Despite Nielson’s intent, the smiling demeanor doesn’t last. Nielson maintains that Sex & Food is not political, even after revealing in the NME interview that for inspiration, he recorded the album in multiple countries, including Vietnam because it “may be the only country that defeated the US militarily.” He continued that he’d considered Vietnam a “nice place to escape all that madness and go somewhere that kind of held them at bay and see if that was an inspiring place to see my life in America from.” An odd choice of place and context for making a nonpolitical album. Nielson also mentioned that, concerning Sex & Food, “anything political that made its way in would be accidental.”

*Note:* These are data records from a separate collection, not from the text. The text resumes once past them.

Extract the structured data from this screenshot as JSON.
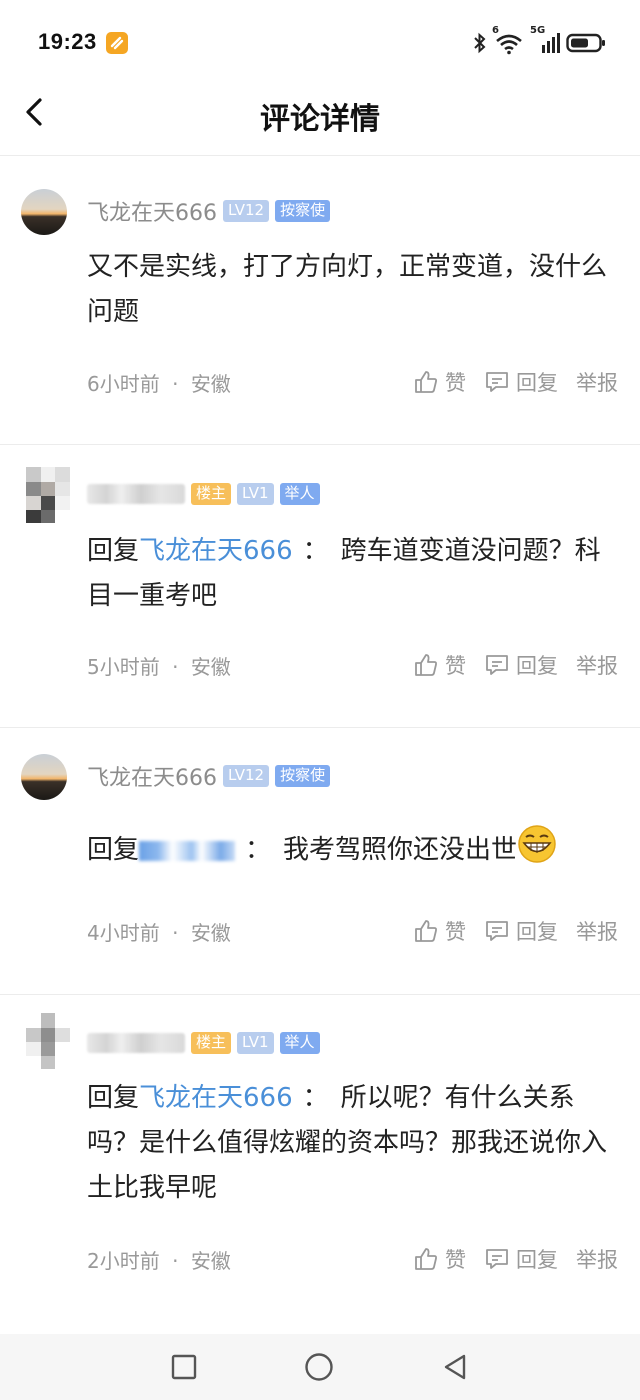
{
  "status_bar": {
    "time": "19:23",
    "network": "5G",
    "wifi_tag": "6"
  },
  "header": {
    "title": "评论详情"
  },
  "comments": [
    {
      "username": "飞龙在天666",
      "level": "LV12",
      "role": "按察使",
      "text": "又不是实线，打了方向灯，正常变道，没什么问题",
      "time": "6小时前",
      "location": "安徽",
      "actions": {
        "like": "赞",
        "reply": "回复",
        "report": "举报"
      }
    },
    {
      "host_badge": "楼主",
      "level": "LV1",
      "role": "举人",
      "reply_prefix": "回复",
      "reply_to": "飞龙在天666",
      "colon": "：",
      "text": "跨车道变道没问题？科目一重考吧",
      "time": "5小时前",
      "location": "安徽",
      "actions": {
        "like": "赞",
        "reply": "回复",
        "report": "举报"
      }
    },
    {
      "username": "飞龙在天666",
      "level": "LV12",
      "role": "按察使",
      "reply_prefix": "回复",
      "colon": "：",
      "text": "我考驾照你还没出世",
      "emoji": "grinning-emoji",
      "time": "4小时前",
      "location": "安徽",
      "actions": {
        "like": "赞",
        "reply": "回复",
        "report": "举报"
      }
    },
    {
      "host_badge": "楼主",
      "level": "LV1",
      "role": "举人",
      "reply_prefix": "回复",
      "reply_to": "飞龙在天666",
      "colon": "：",
      "text": "所以呢？有什么关系吗？是什么值得炫耀的资本吗？那我还说你入土比我早呢",
      "time": "2小时前",
      "location": "安徽",
      "actions": {
        "like": "赞",
        "reply": "回复",
        "report": "举报"
      }
    }
  ],
  "separator": "·",
  "colors": {
    "link": "#4a8fd8",
    "muted": "#999999",
    "badge_host": "#f7bf5a",
    "badge_role": "#7faaf0",
    "badge_lv": "#b8cdee"
  }
}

Among the accidents is “Ministry of Alienation,” in which a spacy, flanged sitar ripples under Nielson’s unflappable delivery of “Amoral but not evil / Sick of fake democracies,” and we’re not supposed to think about David Duke’s favorite candidate losing the election for president of the United States but getting appointed to the position anyway by an archaic political construct. A strangled sax solo ends the song, as if to ensure that we grasp the song’s heavier undercurrent.

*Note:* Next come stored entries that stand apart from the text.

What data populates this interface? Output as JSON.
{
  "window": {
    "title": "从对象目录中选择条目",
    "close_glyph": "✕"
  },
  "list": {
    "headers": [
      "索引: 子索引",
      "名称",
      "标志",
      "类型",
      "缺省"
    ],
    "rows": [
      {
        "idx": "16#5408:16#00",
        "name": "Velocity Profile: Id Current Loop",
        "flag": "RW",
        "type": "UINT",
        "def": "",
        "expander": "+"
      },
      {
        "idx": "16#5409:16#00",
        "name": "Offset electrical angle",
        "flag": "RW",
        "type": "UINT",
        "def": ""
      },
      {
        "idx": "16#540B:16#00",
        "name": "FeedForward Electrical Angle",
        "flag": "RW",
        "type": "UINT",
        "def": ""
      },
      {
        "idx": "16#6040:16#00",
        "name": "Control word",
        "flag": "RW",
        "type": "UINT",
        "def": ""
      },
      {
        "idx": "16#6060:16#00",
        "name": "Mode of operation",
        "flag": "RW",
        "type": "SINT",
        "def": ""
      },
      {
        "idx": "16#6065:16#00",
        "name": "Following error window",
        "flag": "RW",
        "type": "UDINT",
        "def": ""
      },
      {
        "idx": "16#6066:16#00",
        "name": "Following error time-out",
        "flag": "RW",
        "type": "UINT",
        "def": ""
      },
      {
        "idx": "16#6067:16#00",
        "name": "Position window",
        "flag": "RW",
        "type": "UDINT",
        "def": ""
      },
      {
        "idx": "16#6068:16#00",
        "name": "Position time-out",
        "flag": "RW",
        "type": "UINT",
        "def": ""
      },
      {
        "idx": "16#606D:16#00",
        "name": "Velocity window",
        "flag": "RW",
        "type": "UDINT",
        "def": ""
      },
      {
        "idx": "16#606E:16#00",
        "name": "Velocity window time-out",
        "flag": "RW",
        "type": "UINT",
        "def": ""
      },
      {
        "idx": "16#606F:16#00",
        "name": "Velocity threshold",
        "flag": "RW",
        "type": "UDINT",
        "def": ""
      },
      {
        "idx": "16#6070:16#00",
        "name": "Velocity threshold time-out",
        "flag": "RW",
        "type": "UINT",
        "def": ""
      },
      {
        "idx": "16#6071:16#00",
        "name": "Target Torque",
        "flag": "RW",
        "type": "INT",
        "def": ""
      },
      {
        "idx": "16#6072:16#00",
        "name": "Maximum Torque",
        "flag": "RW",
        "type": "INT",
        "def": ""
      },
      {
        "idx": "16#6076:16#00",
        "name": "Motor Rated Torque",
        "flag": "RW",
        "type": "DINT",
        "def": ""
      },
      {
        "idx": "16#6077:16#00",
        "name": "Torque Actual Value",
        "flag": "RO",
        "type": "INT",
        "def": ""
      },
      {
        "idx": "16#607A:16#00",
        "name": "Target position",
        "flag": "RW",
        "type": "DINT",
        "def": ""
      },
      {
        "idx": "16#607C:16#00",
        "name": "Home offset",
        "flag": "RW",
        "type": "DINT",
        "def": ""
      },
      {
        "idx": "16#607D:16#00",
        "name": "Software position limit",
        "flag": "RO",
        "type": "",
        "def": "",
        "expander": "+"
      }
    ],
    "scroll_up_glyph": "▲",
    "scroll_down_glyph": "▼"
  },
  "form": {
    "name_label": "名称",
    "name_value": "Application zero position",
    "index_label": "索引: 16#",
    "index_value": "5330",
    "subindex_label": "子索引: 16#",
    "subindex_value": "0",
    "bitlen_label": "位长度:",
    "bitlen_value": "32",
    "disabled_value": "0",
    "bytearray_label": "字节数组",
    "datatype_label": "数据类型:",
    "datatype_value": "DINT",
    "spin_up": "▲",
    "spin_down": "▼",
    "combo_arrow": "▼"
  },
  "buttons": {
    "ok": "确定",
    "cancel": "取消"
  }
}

But the winner in this category is the fuzzed-out “American Guilt,” where Nielson’s inspiration for his raspy vocal sound seems to have been part walkie talkie and part howler monkey, a fitting combination for launching the lyrics “Land of the expensive / Even the Nazis are crying.” Nielson’s snarling guitar, revealing echoes of Jimi Hendrix and 60s garage rock, rides unrepentantly high in the mix, a new thing for UMO and a rare thing in this age of electronic-centered music. The instrumentation sets UMO on a separate path from neo-psych peers Tame Impala, whose latest offering swapped out most of the guitars for keyboards. Even without the political (oops, accidentally political) slant, “American Guilt” is Sex & Food’s most distinctive track.

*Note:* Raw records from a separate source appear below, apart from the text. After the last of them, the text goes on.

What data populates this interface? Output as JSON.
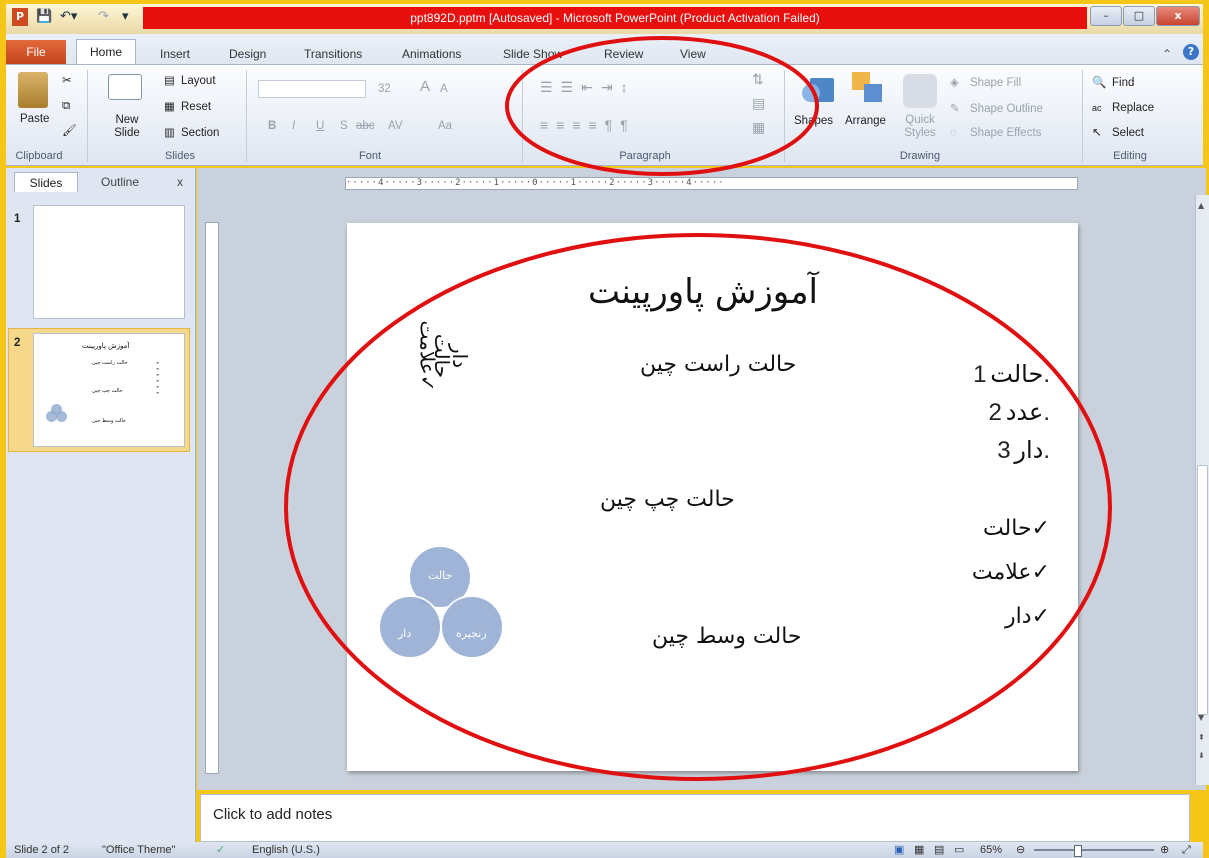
{
  "window": {
    "title": "ppt892D.pptm [Autosaved] - Microsoft PowerPoint (Product Activation Failed)",
    "min": "–",
    "max": "□",
    "close": "x"
  },
  "tabs": {
    "file": "File",
    "items": [
      "Home",
      "Insert",
      "Design",
      "Transitions",
      "Animations",
      "Slide Show",
      "Review",
      "View"
    ]
  },
  "ribbon": {
    "clipboard": {
      "paste": "Paste",
      "label": "Clipboard"
    },
    "slides": {
      "new_slide": "New Slide",
      "layout": "Layout",
      "reset": "Reset",
      "section": "Section",
      "label": "Slides"
    },
    "font": {
      "size": "32",
      "bold": "B",
      "italic": "I",
      "underline": "U",
      "shadow": "S",
      "strike": "abc",
      "spacing": "AV",
      "case": "Aa",
      "grow": "A",
      "shrink": "A",
      "label": "Font"
    },
    "paragraph": {
      "label": "Paragraph"
    },
    "drawing": {
      "shapes": "Shapes",
      "arrange": "Arrange",
      "quick_styles": "Quick Styles",
      "shape_fill": "Shape Fill",
      "shape_outline": "Shape Outline",
      "shape_effects": "Shape Effects",
      "label": "Drawing"
    },
    "editing": {
      "find": "Find",
      "replace": "Replace",
      "select": "Select",
      "label": "Editing"
    }
  },
  "pane": {
    "slides_tab": "Slides",
    "outline_tab": "Outline",
    "close": "x",
    "thumb1_num": "1",
    "thumb2_num": "2"
  },
  "ruler": {
    "h_ticks": "·····4·····3·····2·····1·····0·····1·····2·····3·····4·····"
  },
  "slide": {
    "title": "آموزش پاورپینت",
    "right_align": "حالت راست چین",
    "left_align": "حالت چپ چین",
    "center_align": "حالت وسط چین",
    "numbered": [
      {
        "num": "1.",
        "text": "حالت"
      },
      {
        "num": "2.",
        "text": "عدد"
      },
      {
        "num": "3.",
        "text": "دار"
      }
    ],
    "checked": [
      "✓حالت",
      "✓علامت",
      "✓دار"
    ],
    "venn": [
      "حالت",
      "دار",
      "زنجیره"
    ]
  },
  "notes": {
    "placeholder": "Click to add notes"
  },
  "status": {
    "slide": "Slide 2 of 2",
    "theme": "\"Office Theme\"",
    "language": "English (U.S.)",
    "zoom": "65%"
  },
  "colors": {
    "annotation": "#e01010",
    "venn": "#8fa8cf",
    "title_red": "#e80f0f",
    "accent_frame": "#f5c518"
  }
}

The acoustic “Chronos Feasts on His Children” adds another dimension, dropping the listener into a sparse, Sufjan Stevens-esque landscape reminiscent of the acoustic recordings on UMO’s only EP, Blue Record. Sandwiched between “Hunnybee” and “American Guilt,” the song provides a dynamic breather.

The change-up in moods is welcome and paints an absorbing journey across the occasionally unsettling topography of Nielson’s introspection, which often reveals a relatable reflection on modern technology through lyrics such as “My thinking is done by your machine” and “Freud auto-correction.” But while UMO has explored several new, exciting directions on Sex & Food, much of it feels like a doubling down on their older material—the disco grooves, the indie-infused R&B, the lyrics about drugs damaging relationships, Nielson’s staccato vocal phrasing. Of course, one could counter with “but that’s their style.”

Their dingy, lo-fi sound is also part of the band’s style. At times, tracks conjure memories of worn-out cassettes recorded on boomboxes, while others recall the swishy murk of first-generation, low-bitrate MP3s. Does Nielson put a potato sack over his head before he records his vocal tracks, or does he just make it sound that way during editing? Four albums in, the effects are starting sound overused, although the hooky songwriting still manages to transcend any overzealous application of audio degradation.

In any case, a discussion on whether Nielson should lay off the effects distracts us from the daily servings of paranoid gaslighting that emanate from the White House. On that front as well, Ruban Nielson and UMO have succeeded.